Can you work with Big Data in Excel?  From the barrage of recent news, white papers, and sales calls about Big Data, you would think not.  A common theme is that “spreadsheets can’t handle Big Data and advanced analytics,” and that companies need to “move up” to new tools, that the vendors with the white papers offer -- implicitly, the benefits outweigh the expense and steep learning curve.  But in this blog post, we'll show that you can work with Big Data in Excel (with help from our Apache Spark link), without a lot of expense or a steep learning curve.

To do this, we'll study the same airline Big Data dataset used by Cloudera, formerly HortonWorks, one of the best-known Big Data firms, in an excellent series of tutorial blog posts.  We'll answer the same kinds of questions, and build a similar predictive model to the one built by Cloudera data scientists.  But we'll do all of this "point and click", without any programming, in desktop Excel with Analytic Solver Data Mining, our powerful Excel add-in -- and one other tool, Microsoft's free Power Map tool, to produce the image below.

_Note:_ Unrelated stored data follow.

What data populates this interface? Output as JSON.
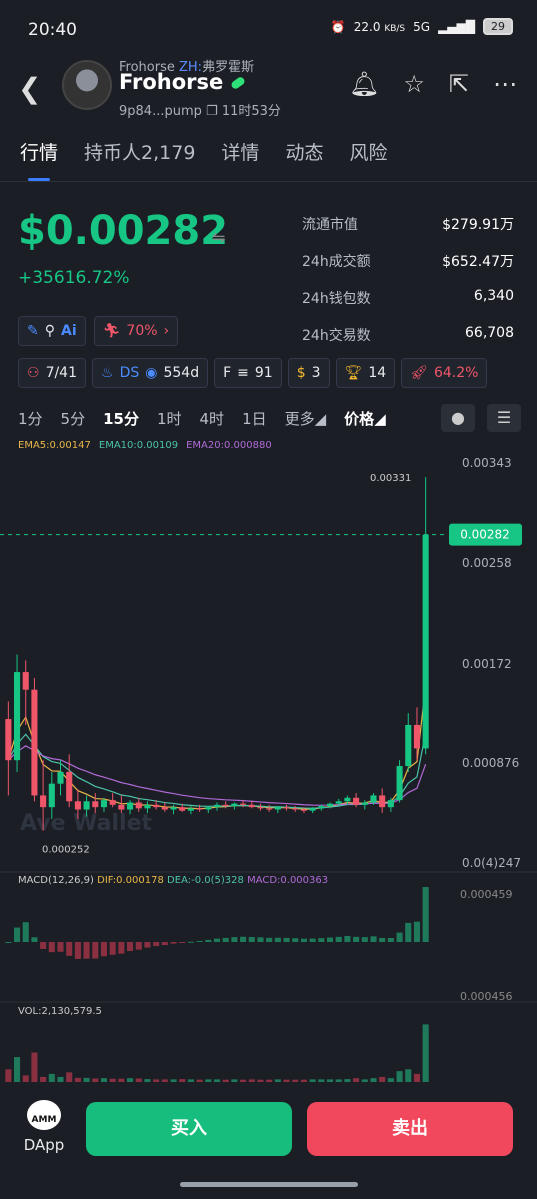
{
  "status": {
    "time": "20:40",
    "speed": "22.0",
    "speed_unit": "KB/S",
    "network": "5G",
    "battery": "29"
  },
  "header": {
    "sub_name": "Frohorse",
    "sub_zh_label": "ZH:",
    "sub_zh_name": "弗罗霍斯",
    "name": "Frohorse",
    "address": "9p84...pump",
    "age": "11时53分"
  },
  "tabs": [
    {
      "label": "行情"
    },
    {
      "label": "持币人2,179"
    },
    {
      "label": "详情"
    },
    {
      "label": "动态"
    },
    {
      "label": "风险"
    }
  ],
  "price": {
    "value": "$0.00282",
    "change": "+35616.72%"
  },
  "stats": [
    {
      "k": "流通市值",
      "v": "$279.91万"
    },
    {
      "k": "24h成交额",
      "v": "$652.47万"
    },
    {
      "k": "24h钱包数",
      "v": "6,340"
    },
    {
      "k": "24h交易数",
      "v": "66,708"
    }
  ],
  "badges": {
    "ai": "Ai",
    "runner": "70%",
    "kol": "7/41",
    "ds": "DS",
    "ds_days": "554d",
    "f_label": "F",
    "f_count": "91",
    "money": "3",
    "trophy": "14",
    "rocket": "64.2%"
  },
  "timeframes": [
    {
      "label": "1分"
    },
    {
      "label": "5分"
    },
    {
      "label": "15分"
    },
    {
      "label": "1时"
    },
    {
      "label": "4时"
    },
    {
      "label": "1日"
    },
    {
      "label": "更多"
    },
    {
      "label": "价格"
    }
  ],
  "ema": {
    "ema5": "EMA5:0.00147",
    "ema10": "EMA10:0.00109",
    "ema20": "EMA20:0.000880"
  },
  "chart_data": {
    "type": "candlestick",
    "interval": "15分",
    "price_axis_labels": [
      "0.00343",
      "0.00258",
      "0.00172",
      "0.000876",
      "0.0(4)247"
    ],
    "current_price_label": "0.00282",
    "high_marker": "0.00331",
    "low_marker": "0.000252",
    "macd_label": "MACD(12,26,9)",
    "dif": "DIF:0.000178",
    "dea": "DEA:-0.0(5)328",
    "macd": "MACD:0.000363",
    "macd_axis": [
      "0.000459",
      "0.000456"
    ],
    "vol_label": "VOL:2,130,579.5",
    "watermark": "Ave Wallet",
    "candles": [
      [
        0.00125,
        0.0014,
        0.0006,
        0.0009
      ],
      [
        0.0009,
        0.0018,
        0.0008,
        0.00165
      ],
      [
        0.00165,
        0.00175,
        0.0012,
        0.0015
      ],
      [
        0.0015,
        0.0016,
        0.00055,
        0.0006
      ],
      [
        0.0006,
        0.0009,
        0.0003,
        0.0005
      ],
      [
        0.0005,
        0.0008,
        0.0004,
        0.0007
      ],
      [
        0.0007,
        0.0009,
        0.0006,
        0.0008
      ],
      [
        0.0008,
        0.00095,
        0.0005,
        0.00055
      ],
      [
        0.00055,
        0.00065,
        0.0004,
        0.00048
      ],
      [
        0.00048,
        0.0006,
        0.00042,
        0.00055
      ],
      [
        0.00055,
        0.00062,
        0.00045,
        0.0005
      ],
      [
        0.0005,
        0.00058,
        0.00046,
        0.00056
      ],
      [
        0.00056,
        0.00062,
        0.0005,
        0.00052
      ],
      [
        0.00052,
        0.0006,
        0.00045,
        0.00048
      ],
      [
        0.00048,
        0.00056,
        0.00044,
        0.00054
      ],
      [
        0.00054,
        0.00058,
        0.00046,
        0.00049
      ],
      [
        0.00049,
        0.00055,
        0.00045,
        0.00052
      ],
      [
        0.00052,
        0.00056,
        0.00048,
        0.0005
      ],
      [
        0.0005,
        0.00054,
        0.00046,
        0.00048
      ],
      [
        0.00048,
        0.00052,
        0.00044,
        0.0005
      ],
      [
        0.0005,
        0.00053,
        0.00046,
        0.00047
      ],
      [
        0.00047,
        0.00051,
        0.00044,
        0.00049
      ],
      [
        0.00049,
        0.00052,
        0.00046,
        0.00048
      ],
      [
        0.00048,
        0.00051,
        0.00045,
        0.0005
      ],
      [
        0.0005,
        0.00054,
        0.00047,
        0.00052
      ],
      [
        0.00052,
        0.00055,
        0.00049,
        0.00051
      ],
      [
        0.00051,
        0.00054,
        0.00048,
        0.00053
      ],
      [
        0.00053,
        0.00056,
        0.0005,
        0.00052
      ],
      [
        0.00052,
        0.00055,
        0.00049,
        0.0005
      ],
      [
        0.0005,
        0.00053,
        0.00047,
        0.00049
      ],
      [
        0.00049,
        0.00052,
        0.00046,
        0.00048
      ],
      [
        0.00048,
        0.00051,
        0.00045,
        0.0005
      ],
      [
        0.0005,
        0.00052,
        0.00047,
        0.00049
      ],
      [
        0.00049,
        0.00051,
        0.00046,
        0.00048
      ],
      [
        0.00048,
        0.0005,
        0.00045,
        0.00047
      ],
      [
        0.00047,
        0.0005,
        0.00045,
        0.00049
      ],
      [
        0.00049,
        0.00052,
        0.00047,
        0.00051
      ],
      [
        0.00051,
        0.00054,
        0.00049,
        0.00053
      ],
      [
        0.00053,
        0.00057,
        0.00051,
        0.00055
      ],
      [
        0.00055,
        0.0006,
        0.00052,
        0.00058
      ],
      [
        0.00058,
        0.00062,
        0.0005,
        0.00052
      ],
      [
        0.00052,
        0.00056,
        0.00048,
        0.00054
      ],
      [
        0.00054,
        0.00062,
        0.00052,
        0.0006
      ],
      [
        0.0006,
        0.00066,
        0.00045,
        0.0005
      ],
      [
        0.0005,
        0.00058,
        0.00046,
        0.00056
      ],
      [
        0.00056,
        0.0009,
        0.00054,
        0.00085
      ],
      [
        0.00085,
        0.0013,
        0.0008,
        0.0012
      ],
      [
        0.0012,
        0.00135,
        0.0009,
        0.001
      ],
      [
        0.001,
        0.00331,
        0.00095,
        0.00282
      ]
    ]
  },
  "bottom": {
    "dapp": "DApp",
    "amm": "AMM",
    "buy": "买入",
    "sell": "卖出"
  },
  "colors": {
    "up": "#17c684",
    "down": "#f0566a",
    "ema5": "#e9b64a",
    "ema10": "#4cc3a8",
    "ema20": "#b06ad8"
  }
}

Flight delay times by airport, visualized with Power Map for Excel

20+ Years of Airline Data

The public dataset used in this example consists of flight arrival and departure information for all commercial flights within the USA dating from October 1987 to April 2008, obtained from the Research and Innovative Technology Administration (RITA) which coordinates the U.S. Department of Transportation research programs. The data was obtained from 29 commercial airlines and 3,376 airports, and consists of nearly 120 million records (12 GB storage uncompressed), including 3.2 million canceled flights and 25 million flights at least 15 minutes late.  The US airline industry generates about $157 billion in annual revenue, so it’s no wonder that both travelers and airlines incur great costs when nearly 20% of  flights are delayed or canceled.

Goals of This Tutorial

We won’t aim to replicate each step of the case study presented by Cloudera, nor will we aim to show all the advanced machine learning methods available in Analytic Solver Data Mining. Instead, we'll show how quickly a business analyst with Excel and Analytic Solver can get essentially the same results as a team of data scientists and programmers equipped with the full set of Big Data tools, programming languages and statistical packages (Hadoop, Pig, Python, Pandas, NumPy, MatPlotLib and SciKit-Learn) -- in a matter of minutes, not hours or days.  We'll walk through these steps:

  1. Drawing a representative data sample from an Apache Spark Big Data cluster into Excel
  2. Summarizing and visualizing the airline data for immediate insights about flight delays
  3. Preprocessing raw data to exclude canceled and diverted flights
  4. Building a Logistic Regression model for predicting flight delays
  5. Using Feature Selection to identify the important flight attributes for predicting delays
  6. Exploring the effects of eliminating redundant features from the model

Parts of this example are covered in our Analytic Solver Data Mining Online Help. You can follow the case study on your own PC if you have Analytic Solver installed, or if you are using the Analytic Solver Cloud app within Desktop or Online Excel, you can download a free trial here

One take-away from this blog post is that a statistically representative sample can be "just as good" as the full dataset for many kinds of analysis.  This is hardly a new idea -- statisticians and practitioners have applied sampling methods to great effect for many years -- but it seems to have been lost in the hype over Big Data.